Now lets say the word got out about your store and you had a solid grand opening and you sold a quarter million dollars worth of jewelery. Hooray. With the average mark up for jewelery being about 35%, you just made a gross profit of about $77,500 for the month. After your overhead, knock that down to $27,500. Now lets say the next month you don't do so well, and only sell $150,000 worth of jewelery. For the second month, you have a net profit of $37,500. But your expenses for the month are $50,000, so you just took a loss of $12,500. So selling a hundred thousand dollars less in revenue means you just went from being $27,500 in the black, to being $12,500 in the red for a grand total of only making $15,000 on total revenues of $350,000, for two months worth of work. And if your second months tread continues all year, even though you would of sold almost $2 million dollars worth of jewelery, you know have a year-end paper loss of $110,000.

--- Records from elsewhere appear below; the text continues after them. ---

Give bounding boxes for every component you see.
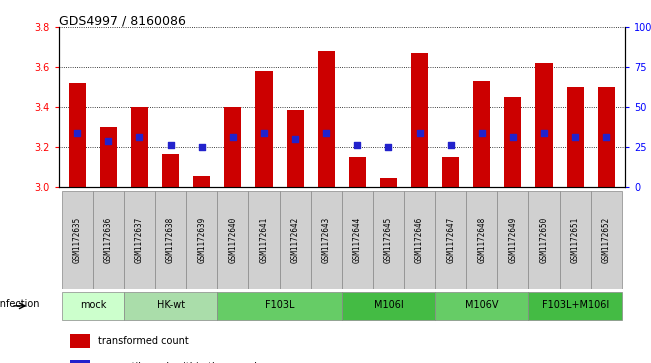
Point: [321, 130, 331, 136]
Point: [197, 144, 207, 150]
Text: GSM1172649: GSM1172649: [508, 216, 518, 263]
Point: [258, 130, 269, 136]
Bar: [69, 83, 86, 187]
Point: [601, 134, 611, 140]
Text: M106V: M106V: [465, 300, 499, 310]
Point: [352, 142, 363, 148]
Text: F103L: F103L: [265, 300, 294, 310]
Bar: [590, 191, 622, 289]
Text: GSM1172641: GSM1172641: [260, 216, 268, 263]
Bar: [598, 87, 615, 187]
Bar: [131, 107, 148, 187]
Point: [477, 130, 487, 136]
Text: GSM1172643: GSM1172643: [322, 216, 331, 263]
Bar: [279, 191, 311, 289]
Point: [103, 138, 113, 144]
Text: GDS4997 / 8160086: GDS4997 / 8160086: [59, 15, 186, 28]
Bar: [255, 71, 273, 187]
Bar: [373, 191, 404, 289]
Bar: [342, 292, 435, 320]
Bar: [124, 191, 155, 289]
Point: [165, 142, 176, 148]
Bar: [162, 154, 179, 187]
Bar: [529, 292, 622, 320]
Bar: [217, 191, 249, 289]
Text: M106I: M106I: [374, 300, 404, 310]
Text: GSM1172647: GSM1172647: [446, 216, 455, 263]
Bar: [193, 176, 210, 187]
Point: [72, 130, 83, 136]
Bar: [466, 191, 497, 289]
Text: GSM1172650: GSM1172650: [540, 216, 549, 263]
Text: GSM1172640: GSM1172640: [229, 216, 238, 263]
Text: GSM1172637: GSM1172637: [135, 216, 144, 263]
Point: [508, 134, 518, 140]
Bar: [318, 51, 335, 187]
Bar: [435, 191, 466, 289]
Text: mock: mock: [79, 300, 106, 310]
Bar: [566, 87, 584, 187]
Bar: [70, 334, 90, 348]
Bar: [93, 191, 124, 289]
Text: GSM1172644: GSM1172644: [353, 216, 362, 263]
Bar: [249, 191, 279, 289]
Bar: [380, 178, 397, 187]
Point: [134, 134, 145, 140]
Point: [228, 134, 238, 140]
Point: [539, 130, 549, 136]
Point: [415, 130, 425, 136]
Point: [383, 144, 394, 150]
Text: GSM1172642: GSM1172642: [290, 216, 299, 263]
Text: transformed count: transformed count: [98, 336, 189, 346]
Bar: [442, 157, 459, 187]
Bar: [225, 107, 242, 187]
Bar: [186, 191, 217, 289]
Point: [290, 136, 300, 142]
Bar: [529, 191, 560, 289]
Text: GSM1172645: GSM1172645: [384, 216, 393, 263]
Text: HK-wt: HK-wt: [156, 300, 185, 310]
Text: GSM1172648: GSM1172648: [477, 216, 486, 263]
Bar: [473, 81, 490, 187]
Bar: [155, 191, 186, 289]
Text: GSM1172639: GSM1172639: [197, 216, 206, 263]
Text: GSM1172636: GSM1172636: [104, 216, 113, 263]
Bar: [404, 191, 435, 289]
Bar: [560, 191, 590, 289]
Text: GSM1172646: GSM1172646: [415, 216, 424, 263]
Bar: [342, 191, 373, 289]
Bar: [349, 157, 366, 187]
Bar: [311, 191, 342, 289]
Point: [445, 142, 456, 148]
Text: infection: infection: [0, 299, 39, 309]
Bar: [217, 292, 342, 320]
Text: F103L+M106I: F103L+M106I: [542, 300, 609, 310]
Bar: [411, 53, 428, 187]
Bar: [62, 292, 124, 320]
Bar: [435, 292, 529, 320]
Bar: [536, 63, 553, 187]
Bar: [505, 97, 521, 187]
Point: [570, 134, 581, 140]
Text: GSM1172635: GSM1172635: [73, 216, 82, 263]
Bar: [286, 110, 303, 187]
Text: GSM1172652: GSM1172652: [602, 216, 611, 263]
Bar: [497, 191, 529, 289]
Bar: [100, 127, 117, 187]
Text: GSM1172651: GSM1172651: [571, 216, 579, 263]
Text: GSM1172638: GSM1172638: [166, 216, 175, 263]
Text: percentile rank within the sample: percentile rank within the sample: [98, 362, 263, 363]
Bar: [62, 191, 93, 289]
Bar: [70, 360, 90, 363]
Bar: [124, 292, 217, 320]
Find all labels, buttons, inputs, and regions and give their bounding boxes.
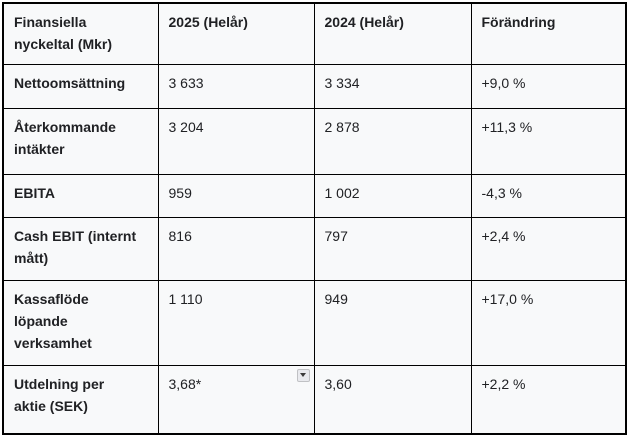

And considering 94% of Americans make less then a six figure income, it will probably take you the better part of a decade, if not flat out bankruptcy to clear that up. And that's just in one year. Imagine if you let the bleeding go on for 2, 5, or even 10 years. Sometimes I think the same gene that lets us believe things will eventually turn around and end up all right at the end of the day, is the same gene that kicks in for compulsive gamblers in Vegas. Sure I just lost a ridiculous sum of money, but if I keep rolling the dice and pushing in more chips, eventually I have to win. Right?
Don't get me wrong folks. A good idea, is a good idea, is a good idea. But sometimes it's better to just leave them at that: an idea.